10.  Mr Pierce of Richfield Springs
Pierce, of Richfield Springs, NY. AMW spent five weeks at Richfield Springs in July-August 1857; see AMW to JW, 17 August and 16 September 1857, #06487, and AMW to JW, 13 and 15 July 1857, #06485.

11.  St Pauls
Old Saint Paul's Episcopal Church in Baltimore, MD. It was founded in 1692 as a mission of the Diocese of London.

12.  Dr Wyatts
Dr William Edward Wyatt (1789-1864), clergyman and Professor of Theology in the University of Maryland [more].

13.  Jackson McNeill
Patrick T. Jackson ('Jacks') McNeill (1835-1898), accountant, JW's cousin [more].

14.  Wilmington N C
AMW was born in Wilmington, NC.

15.  Grandmamas
Maria Margaretta Cammann ('Grandma C') (1774-1862), mother-in-law of William Gibbs McNeill [more].

16.  Mr Morrell
Morrell, AMW's travel companion.

17.  workies
Probably a colloquial term for slaves.

18.  Cottage
AMW lived intermittently at Scarsdale, NY, between about September 1851 and November 1857, in a cottage owned by her friend Margaret Getfield Hill (1802-1881).

19.  Potatoes
In October 1857, AMW ordered a supply of potatoes from Ireland, through James H. Gamble; see AMW to JW, 8 October 1857, #06489.

20.  I
'I found ... for him!' is written in the bottom third of p. 4, upside down to the rest of the text.

21.  Central or Harlaam
New York Central Railroad, and New York and Harlem Railroad; see AMW to JW, 11 July 1856, #06474, and AMW to JW, 27 August 1851, #06399. The American traveller of the early railroad car was almost totally lacking in the type of class consciousness which would have resulted in different cars for each social class.
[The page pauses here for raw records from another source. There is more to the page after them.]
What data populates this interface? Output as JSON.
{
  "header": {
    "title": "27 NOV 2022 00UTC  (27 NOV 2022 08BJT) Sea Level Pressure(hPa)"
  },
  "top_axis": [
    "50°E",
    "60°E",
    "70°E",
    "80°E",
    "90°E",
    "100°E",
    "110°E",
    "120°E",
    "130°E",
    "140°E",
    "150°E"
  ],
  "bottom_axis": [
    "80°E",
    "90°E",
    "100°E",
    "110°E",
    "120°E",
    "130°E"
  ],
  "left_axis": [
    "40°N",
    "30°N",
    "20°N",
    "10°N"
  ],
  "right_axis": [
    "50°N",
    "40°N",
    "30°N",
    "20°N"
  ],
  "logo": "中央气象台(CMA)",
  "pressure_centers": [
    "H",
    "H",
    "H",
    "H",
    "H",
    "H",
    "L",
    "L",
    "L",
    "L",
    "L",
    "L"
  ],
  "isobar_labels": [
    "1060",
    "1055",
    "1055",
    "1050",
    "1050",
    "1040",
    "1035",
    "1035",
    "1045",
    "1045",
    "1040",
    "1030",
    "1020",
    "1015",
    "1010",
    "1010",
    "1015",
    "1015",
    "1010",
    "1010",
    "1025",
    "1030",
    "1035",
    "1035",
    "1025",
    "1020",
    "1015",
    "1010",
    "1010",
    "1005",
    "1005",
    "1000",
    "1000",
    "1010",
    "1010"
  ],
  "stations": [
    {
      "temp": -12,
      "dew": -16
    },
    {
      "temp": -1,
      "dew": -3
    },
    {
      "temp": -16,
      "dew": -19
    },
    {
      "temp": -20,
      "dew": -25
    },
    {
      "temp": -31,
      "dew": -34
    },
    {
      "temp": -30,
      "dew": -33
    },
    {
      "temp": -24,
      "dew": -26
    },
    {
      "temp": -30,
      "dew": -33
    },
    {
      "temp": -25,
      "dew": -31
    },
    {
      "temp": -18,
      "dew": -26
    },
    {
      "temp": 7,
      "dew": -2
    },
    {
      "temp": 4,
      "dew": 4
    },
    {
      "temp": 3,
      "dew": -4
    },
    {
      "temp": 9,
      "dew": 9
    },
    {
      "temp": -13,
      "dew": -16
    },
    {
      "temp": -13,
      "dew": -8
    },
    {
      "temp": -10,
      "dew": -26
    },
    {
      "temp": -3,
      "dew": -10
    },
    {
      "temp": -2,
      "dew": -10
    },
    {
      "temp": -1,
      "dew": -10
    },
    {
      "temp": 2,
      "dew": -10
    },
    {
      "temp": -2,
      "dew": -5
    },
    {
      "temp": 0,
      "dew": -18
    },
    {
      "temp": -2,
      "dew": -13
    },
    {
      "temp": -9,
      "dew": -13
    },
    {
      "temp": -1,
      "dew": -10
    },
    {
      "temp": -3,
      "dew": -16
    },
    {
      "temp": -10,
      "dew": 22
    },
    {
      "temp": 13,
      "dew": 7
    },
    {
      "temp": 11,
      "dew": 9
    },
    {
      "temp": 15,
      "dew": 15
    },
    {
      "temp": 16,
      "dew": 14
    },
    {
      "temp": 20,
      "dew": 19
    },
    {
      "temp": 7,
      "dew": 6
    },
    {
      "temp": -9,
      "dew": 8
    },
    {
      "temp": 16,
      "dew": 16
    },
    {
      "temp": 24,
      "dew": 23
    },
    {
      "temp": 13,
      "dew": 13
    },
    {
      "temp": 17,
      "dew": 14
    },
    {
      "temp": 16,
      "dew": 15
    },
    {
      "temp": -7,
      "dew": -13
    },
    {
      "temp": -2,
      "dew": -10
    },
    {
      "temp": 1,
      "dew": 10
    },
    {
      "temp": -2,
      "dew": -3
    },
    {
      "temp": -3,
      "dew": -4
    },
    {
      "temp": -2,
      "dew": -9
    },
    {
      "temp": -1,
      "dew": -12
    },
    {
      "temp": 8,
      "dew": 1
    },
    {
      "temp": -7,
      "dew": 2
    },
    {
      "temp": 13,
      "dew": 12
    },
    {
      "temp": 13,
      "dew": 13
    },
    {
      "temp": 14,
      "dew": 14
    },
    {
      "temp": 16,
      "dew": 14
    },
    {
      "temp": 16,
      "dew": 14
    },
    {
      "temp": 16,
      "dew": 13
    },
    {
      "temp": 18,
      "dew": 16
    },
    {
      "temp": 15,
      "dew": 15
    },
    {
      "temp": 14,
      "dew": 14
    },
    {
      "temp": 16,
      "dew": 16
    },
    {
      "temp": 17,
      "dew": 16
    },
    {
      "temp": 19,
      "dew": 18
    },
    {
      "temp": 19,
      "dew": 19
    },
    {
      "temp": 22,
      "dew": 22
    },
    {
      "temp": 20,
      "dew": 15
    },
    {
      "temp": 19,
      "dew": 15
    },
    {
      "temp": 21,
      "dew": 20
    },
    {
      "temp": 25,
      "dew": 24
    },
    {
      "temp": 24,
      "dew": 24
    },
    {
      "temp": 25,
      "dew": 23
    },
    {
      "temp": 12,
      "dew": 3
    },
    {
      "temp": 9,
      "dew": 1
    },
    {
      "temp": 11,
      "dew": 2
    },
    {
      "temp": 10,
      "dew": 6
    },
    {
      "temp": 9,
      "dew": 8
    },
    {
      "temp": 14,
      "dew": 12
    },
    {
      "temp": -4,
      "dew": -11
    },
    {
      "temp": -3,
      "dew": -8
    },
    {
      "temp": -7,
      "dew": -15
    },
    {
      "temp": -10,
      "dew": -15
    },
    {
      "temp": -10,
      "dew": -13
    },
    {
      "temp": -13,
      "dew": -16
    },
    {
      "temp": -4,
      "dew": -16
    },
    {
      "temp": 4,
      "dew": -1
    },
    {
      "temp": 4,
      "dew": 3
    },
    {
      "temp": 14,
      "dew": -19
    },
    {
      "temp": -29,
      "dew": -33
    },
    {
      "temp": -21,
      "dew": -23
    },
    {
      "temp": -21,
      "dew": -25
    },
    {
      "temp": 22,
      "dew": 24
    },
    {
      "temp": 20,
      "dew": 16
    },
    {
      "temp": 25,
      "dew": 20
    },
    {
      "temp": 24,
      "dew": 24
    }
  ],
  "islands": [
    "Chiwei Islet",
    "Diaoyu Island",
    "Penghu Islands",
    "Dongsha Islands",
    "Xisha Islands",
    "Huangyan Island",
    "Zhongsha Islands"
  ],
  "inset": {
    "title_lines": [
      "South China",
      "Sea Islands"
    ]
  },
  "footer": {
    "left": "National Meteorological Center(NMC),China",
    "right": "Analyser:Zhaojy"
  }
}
With the exception of most black people, some immigrants and those cars reserved for ladies, all passengers of southern trains mingled together and shared the uncertainties of the road. The situation was not much different in the north. AMW's preference for southern trains is probably a reference to the Charleston trains, which could have attracted mainly affluent citizens, Charleston being an artistocratic resort; see Eugene Alvarez, Travel on Southern Antebellum Railroads, 1828-1860, Alabama University Press, 1974, pp. 150-163.

22.  Willie
William McNeill Whistler (1836-1900), physician, JW's brother [more].

23.  Remember
'Remember ... AMW' continues in the upper left margin of p. 1, at right angles to the main text.